A finely observed reflection on the complexities of family relationships, aptly subtitled a curious life. Rozanna Lilley is the mother of an autistic son, Oscar, and the daughter of eccentric libertarians whose parenting left her own childhood “carelessly broken”. The book takes the form of a series of loosely linked essays and concludes with 44 intensely personal poems, truly poetry as memoir. The stories of Lilley’s childhood and her own parenting are beautifully and gently integrated. She reflects on caring for Oscar and her father, who is suffering from dementia, with tenderness and sensitivity. The recounting of her sexual abuse as a teenager is searing but restrained as Lilley carefully examines the long impact of childhood trauma.

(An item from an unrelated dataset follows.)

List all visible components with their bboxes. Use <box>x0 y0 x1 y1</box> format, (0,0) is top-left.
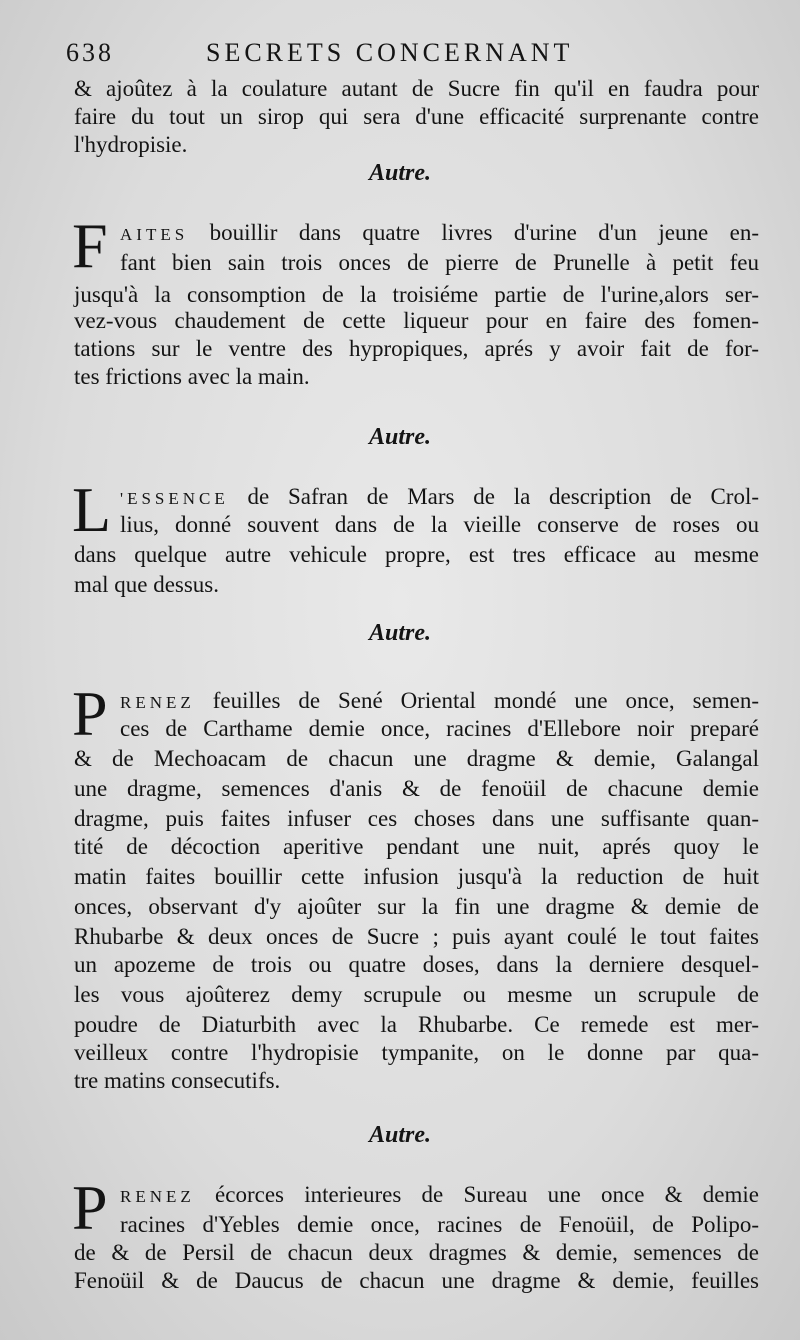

As a parent who has become a researcher on autism and child development, having first trained as an anthropologist, Lilley’s observations are informed and acute. The writing is poetic, subtle and nuanced. While clear about the difficulties and demands of raising a child with special needs, Lilley writes with tenderness and humour of the many pleasures and delights her beloved Oscar brings to family life.
About Rozanna Lilley
Rozanna Lilley grew up in South Perth, the youngest of five children. Her parents - Dorothy Hewett and Merv Lilley - were both left wing radicals and writers. They moved to Sydney in Lilley’s last year of primary school. After school, Lilley attended a drama school and was in two feature films: Journey Among Women (1977) and The Chant of Jimmy Blacksmith (1978). Lilley has worked as a social anthropologist at universities in Australia and Hong Kong, returning home when her second child, Oscar, was born. Lilley then completed a second PhD in Early Childhood at Macquarie University. She has published creative non-fiction and poetry in national newspapers, literary journals and edited collections.